Pengaruh Islam Terhadap Peradaban Nusantara
Dakwah Islam
pada masa awal lebih bertumpu pada usaha para saudagar secara perorangan. Namun
ketika para adipati atau raja mereka masuk Islam, dakwah para saudagar
dilanjutkan oleh para penguasa dan para wali sebagai pemegang kendali
pemerintahan. Ulama yang diberi kepercayaan sebagai penasihat kerajaan atau
hakim dalam pemerintahan mendorong meluasnya penyebaran agama Islam ke daerah
lain. Hal ini memberi pengaruh dalam perkembangan peradaban di Nusantara[11].
Dalam bidang
seni arsitektur, pembangunan mesjid diutamakan sebagai umah ibadah sekaligus
pusat kegiatan umat. Banyak mesjid yang didirikan oleh para wali yang
mengembangkan gaya arsitektur dengan sentuhan etnik dan budaya lokal. Dalam
bidang seni dan budaya, para ulama, wali, dan mubaligh mampu membangun
keharmonisan antara budaya atau tradisi lama dengan ajaran Islam. Adat-istiadat
yang berkembang di Indonesia banyak terpengaruh oleh peradaban Islam. Demikian
pula dalm bidang politik, ketika kerajaan-kerajaan Islam mengalami masa
kejayaan, banyak sekali unsur politik Islam yang berpengaruh dalam sistem
politik pemerintahannya.
B. Telaah Formatif
1. Standar Kompetensi
Standar
Kompetensi untuk materi Tokoh-tokoh Pembaru Islam adalah “Memahami
perkembangan Islam di Indonesia”. Standar Kopetensi yang digunakan sudah
sangat memdai untuk menampung materi tentang Perkembangan Islam di Indonesia.
2. Kompetensi Dasar
Standar
Kompetensi yang digunakan adalah sebagai berikut:
a. Menjelaskan perkembangan Islam di
Indonesia
b. Mengidentifikasi peristiwa-peristiwa
penting dan tokoh-tokoh berprestasi dalam perkembangan Islam di Indonesia.

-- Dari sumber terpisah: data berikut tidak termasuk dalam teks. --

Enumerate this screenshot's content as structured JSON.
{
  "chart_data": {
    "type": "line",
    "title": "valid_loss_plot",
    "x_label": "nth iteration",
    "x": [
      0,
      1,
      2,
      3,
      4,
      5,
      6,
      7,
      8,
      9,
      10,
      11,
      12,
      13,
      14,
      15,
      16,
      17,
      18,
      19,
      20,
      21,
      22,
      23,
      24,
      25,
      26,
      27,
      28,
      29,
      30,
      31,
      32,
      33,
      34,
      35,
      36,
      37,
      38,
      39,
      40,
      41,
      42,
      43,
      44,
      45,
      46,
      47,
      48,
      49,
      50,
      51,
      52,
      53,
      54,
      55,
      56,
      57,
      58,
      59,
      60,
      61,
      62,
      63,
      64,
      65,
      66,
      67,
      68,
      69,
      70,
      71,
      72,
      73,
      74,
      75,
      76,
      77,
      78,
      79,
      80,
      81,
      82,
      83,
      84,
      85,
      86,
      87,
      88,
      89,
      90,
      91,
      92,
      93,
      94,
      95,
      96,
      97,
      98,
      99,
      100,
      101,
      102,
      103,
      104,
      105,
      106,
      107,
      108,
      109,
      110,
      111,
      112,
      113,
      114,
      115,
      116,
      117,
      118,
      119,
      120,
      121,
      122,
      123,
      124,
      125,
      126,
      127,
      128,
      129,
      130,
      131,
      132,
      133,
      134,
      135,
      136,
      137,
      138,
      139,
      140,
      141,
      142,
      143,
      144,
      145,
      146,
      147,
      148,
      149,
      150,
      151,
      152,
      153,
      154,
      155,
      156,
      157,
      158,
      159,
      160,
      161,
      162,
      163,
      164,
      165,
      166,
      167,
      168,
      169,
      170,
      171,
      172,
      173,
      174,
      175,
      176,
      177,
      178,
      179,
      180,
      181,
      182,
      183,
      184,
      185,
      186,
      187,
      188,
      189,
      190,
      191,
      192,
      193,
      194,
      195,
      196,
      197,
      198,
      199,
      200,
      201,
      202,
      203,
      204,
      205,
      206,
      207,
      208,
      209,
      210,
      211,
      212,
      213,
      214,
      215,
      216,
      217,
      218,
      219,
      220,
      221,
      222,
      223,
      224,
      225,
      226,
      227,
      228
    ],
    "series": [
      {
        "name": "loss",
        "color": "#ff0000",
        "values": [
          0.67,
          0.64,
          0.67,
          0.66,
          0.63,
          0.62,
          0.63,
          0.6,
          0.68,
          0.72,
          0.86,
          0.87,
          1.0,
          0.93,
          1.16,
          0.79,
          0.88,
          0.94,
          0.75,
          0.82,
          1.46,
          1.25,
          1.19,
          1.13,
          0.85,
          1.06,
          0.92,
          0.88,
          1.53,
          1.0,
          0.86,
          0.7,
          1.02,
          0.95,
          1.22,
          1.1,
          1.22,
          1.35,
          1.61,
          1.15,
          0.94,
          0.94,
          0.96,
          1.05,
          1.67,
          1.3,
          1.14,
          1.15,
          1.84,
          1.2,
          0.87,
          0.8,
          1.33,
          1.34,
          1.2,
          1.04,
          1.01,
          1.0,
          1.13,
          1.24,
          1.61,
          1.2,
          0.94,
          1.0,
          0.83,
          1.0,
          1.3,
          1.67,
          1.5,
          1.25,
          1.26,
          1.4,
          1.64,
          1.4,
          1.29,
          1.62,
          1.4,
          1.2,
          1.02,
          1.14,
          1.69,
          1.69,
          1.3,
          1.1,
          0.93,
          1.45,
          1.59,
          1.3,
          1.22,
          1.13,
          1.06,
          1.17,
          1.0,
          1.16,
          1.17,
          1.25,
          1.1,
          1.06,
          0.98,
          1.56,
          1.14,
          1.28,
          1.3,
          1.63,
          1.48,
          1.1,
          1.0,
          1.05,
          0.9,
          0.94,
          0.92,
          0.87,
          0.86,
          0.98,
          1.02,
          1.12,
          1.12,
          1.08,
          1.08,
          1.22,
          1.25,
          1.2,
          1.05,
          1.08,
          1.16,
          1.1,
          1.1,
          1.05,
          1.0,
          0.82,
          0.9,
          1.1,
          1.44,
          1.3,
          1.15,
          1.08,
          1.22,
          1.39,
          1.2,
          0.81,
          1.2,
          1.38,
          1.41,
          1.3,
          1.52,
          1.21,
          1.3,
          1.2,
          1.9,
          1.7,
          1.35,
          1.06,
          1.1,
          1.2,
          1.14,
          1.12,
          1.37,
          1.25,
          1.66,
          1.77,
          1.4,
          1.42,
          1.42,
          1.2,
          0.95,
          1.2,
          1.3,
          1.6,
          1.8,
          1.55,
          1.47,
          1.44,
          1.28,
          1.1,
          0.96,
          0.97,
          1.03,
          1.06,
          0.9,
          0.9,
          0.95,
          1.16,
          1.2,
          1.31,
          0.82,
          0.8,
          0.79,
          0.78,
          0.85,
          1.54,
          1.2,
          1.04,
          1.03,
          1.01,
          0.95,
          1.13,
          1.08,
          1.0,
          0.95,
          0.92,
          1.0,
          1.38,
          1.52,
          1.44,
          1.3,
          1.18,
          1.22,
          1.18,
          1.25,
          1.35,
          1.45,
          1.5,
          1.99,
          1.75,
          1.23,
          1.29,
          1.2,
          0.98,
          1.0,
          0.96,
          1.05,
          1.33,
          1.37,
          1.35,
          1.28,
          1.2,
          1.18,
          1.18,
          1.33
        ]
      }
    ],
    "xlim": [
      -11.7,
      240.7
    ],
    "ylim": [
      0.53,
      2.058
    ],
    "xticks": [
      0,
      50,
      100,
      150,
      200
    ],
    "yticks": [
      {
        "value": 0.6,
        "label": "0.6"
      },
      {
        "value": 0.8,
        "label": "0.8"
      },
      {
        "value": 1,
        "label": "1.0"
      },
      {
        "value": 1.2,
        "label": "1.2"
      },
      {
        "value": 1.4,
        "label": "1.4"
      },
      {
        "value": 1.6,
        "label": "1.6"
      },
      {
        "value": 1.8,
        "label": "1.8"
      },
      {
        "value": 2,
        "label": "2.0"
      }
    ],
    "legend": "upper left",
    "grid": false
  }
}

c. Mengambil ibrah dari peristiwa
perkembangan Islam di Indonesia dan meneladani tokoh-tokohnya.
3. Bahasa
Bahasa
yang digunakan sudah baik, tetapi kurang penjelasan pada istilah-istilah baru
yang masih asing ditelinga peserta didik.
4. Metode
Metode
Ceramah, sosio drama, dan Tanya Jawab sangat cocok digunakan untuk materi
sejarah.
5. Media
Media
yang digunakan bisa dengan media yaitu gambar, foto, slide, dan film.
6. Evaluasi
Evaluasi
yang baik digunakan untuk materi Perkembangan Islam di Indonesia adalah
Evaluasi Kognitif dan Evaluasi afektif.
7. Alokasi Waktu
Waktu 3x45 menit sudah cukup untuk
untuk materi tentang Perkembangan Islam di Indonesia, yang bisa dibagi menjadi
2x pertemuan atau cukup 1x pertemuan saja.
BAB
III
PENUTUP
Kesimpulan
Jikalau kita amati perjalanan
Sejarah Islam di Indonesia dari masa ke masa
sejak kedatangan, proses penyebaran sampai zaman tumbuh dan
berkembangnya Kesultanan Kesultanan bahkan mencapai keemasannya terasa telah
terjadinya dinamika histories yang menggembirakan. Di zaman Keemasan
Kesultanan-Kesultanan di Indonesia sebagaimana telah dicontohkan terutama abad
ke-17 M. telah memberikan warisan sejarah yang gemilang dalam berbagai aspek:
Sosial- politik Sosial-ekonomi-perdagangan, Sosial–keagamaan dan kebudayaan,
ternyata telah memberikan citra yang dapat dibanggakan.
Namun demikian setelah mulai
dimasuki pengaruh baik politik, ekonomi-perdagangan maupun system pemerintahan
maka umat Islam mengalami keresahan yang akibatnya muncul perlawanan atau
pemberontakan melwan politik penjajahan baik melalui gerakan politik mapun
gerakan keagamaan dan gerakan pendidikan. Namun upaya perjuangan masyarakat
Musilm di bawah pimpinan para ulama itu mengalami kegagalan akibat berbagai
factor antara lain: perselisihan internal yang kemudian dimasuki politik divide
et empera, pemisahan persatuan antara ulama dan umara, antara perjuangan dari
satu daerah dengan daerah lainnya belum ada persatuan, pendidikan masyarakat
yang dengan sengaja oleh pokitik Belanda dibedakan terutama menuju sekulerisme
dengan pengawasan ketat terhadap pendidikan non-pemerintah yang berlandaskan
keagamaan dan sebagainya.
DAFTAR
PUSTAKA
Hadi, Nur. Sejarah
Kebudayaan Islam untuk Madrasah Aliyah kelas XII, Jakarta: Erlangga, 2002.
Hasymy, Ahmad. Sejarah
Masuk dan Berkembangnya Islam di Indonesia, Bandung: Al-Ma’arif, 1981.
Sunato, Musyrifah.
Sejarah peradaban Islam Indonesia, Jakarta:
Rajawali Pers, 2012.
Yatim, Badri.
Sejarah Peradaban Islam, Jakarta: Rajawali Pers, 2011.